Reichenbach writes that “there are no logical rules in terms of which a ‘discovery machine’ could be constructed, which takes over the creative function of genius”, meaning that only the context of justification can be subject to a methodological analysis, while the context of discovery remains out of reach of such an investigation.

This question of the profound unity of method, and therefore of science, is still the subject of discussion today. But everyone agrees, both among the analysts and the actors of science, that there is no general “recipe” that researchers should follow to produce new knowledge.

However, we can identify in the scientific activity different methods applicable depending on the situation, both in the context of justification and in the context of discovery.

It must also be emphasized that the very distinction between the context of discovery and the context of justification is the subject of criticism. It does, however, provide a conceptual framework for thinking about the scientific method.

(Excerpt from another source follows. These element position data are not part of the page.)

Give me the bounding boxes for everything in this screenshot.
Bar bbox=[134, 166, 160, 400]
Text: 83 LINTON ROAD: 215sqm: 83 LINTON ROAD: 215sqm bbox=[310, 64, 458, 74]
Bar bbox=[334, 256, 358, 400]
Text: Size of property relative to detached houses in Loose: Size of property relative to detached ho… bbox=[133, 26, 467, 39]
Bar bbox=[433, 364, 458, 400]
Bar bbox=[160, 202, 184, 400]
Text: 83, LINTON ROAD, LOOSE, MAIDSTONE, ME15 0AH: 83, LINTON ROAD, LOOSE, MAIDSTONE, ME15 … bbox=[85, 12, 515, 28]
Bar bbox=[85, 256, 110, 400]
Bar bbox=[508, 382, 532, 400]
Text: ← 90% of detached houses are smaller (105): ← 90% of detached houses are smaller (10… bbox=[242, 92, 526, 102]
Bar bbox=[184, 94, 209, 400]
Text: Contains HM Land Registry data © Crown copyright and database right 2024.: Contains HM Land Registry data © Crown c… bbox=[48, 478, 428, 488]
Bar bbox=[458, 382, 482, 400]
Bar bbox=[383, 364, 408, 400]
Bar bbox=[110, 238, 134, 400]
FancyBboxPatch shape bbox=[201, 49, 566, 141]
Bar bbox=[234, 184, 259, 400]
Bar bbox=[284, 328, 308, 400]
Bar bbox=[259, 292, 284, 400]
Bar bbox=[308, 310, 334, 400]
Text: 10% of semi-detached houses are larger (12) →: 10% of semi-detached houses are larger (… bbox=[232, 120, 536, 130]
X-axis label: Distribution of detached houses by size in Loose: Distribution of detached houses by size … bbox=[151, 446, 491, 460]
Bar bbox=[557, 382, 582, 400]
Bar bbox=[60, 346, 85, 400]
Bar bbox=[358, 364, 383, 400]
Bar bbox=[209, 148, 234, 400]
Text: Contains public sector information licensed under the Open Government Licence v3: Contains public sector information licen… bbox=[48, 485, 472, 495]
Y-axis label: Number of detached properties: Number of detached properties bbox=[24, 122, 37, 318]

Methods in the justification context

It is not so much here to describe a coherent and fixed set of rules for the elaboration of scientific knowledge, a “recipe”, as to describe the different methodological canons involved in this elaboration.

  • Axiomatic method
    • Critical method
    • Deductive method: method that consists of starting from the general to arrive at the particular.
  • Inductive methods
    • Mill’s methods
      • Difference method
      • Method of concomitant variations
      • Residue method
      • Negative method of concordance
      • Positive method of concordance
      • Matching method of concordance and difference
    • Inductive-deductive method of Aristotle
  • Test methods
    • Experimental method
  • Hypothesis methods
    • Hypothetical-deductive method
    • D-N model of explanation
    • Deductive model of explanation
    • I-S model of explanation
  • Reproducibility: Reproducibility is the best test of the validity of a scientific experiment.
  • Nomothetic approach: in this case, the researcher aims at the determination of natural laws.
  • Model creation: the model is an object stripped of everything that does not concern the studied properties. The difficulty is to select the important elements, all and nothing. Abstraction is the basis of the conception of a model: a real object, a phenomenon, is analyzed in order to keep only the essential characteristics, those which have an influence on what one wants to study. Very often, we have general models that we can specialize.
  • Analytical method: division of a complex problem into simpler subproblems. This method was stated by Rene Descartes in his Discourse on the Method: “… divide each of the difficulties that I would examine, in as many plots as possible, and that it would be required to better solve them.”
  • Abstraction: The abstraction consists in isolating by thought a particular property of an object, to form on this basis a particular representation of this object.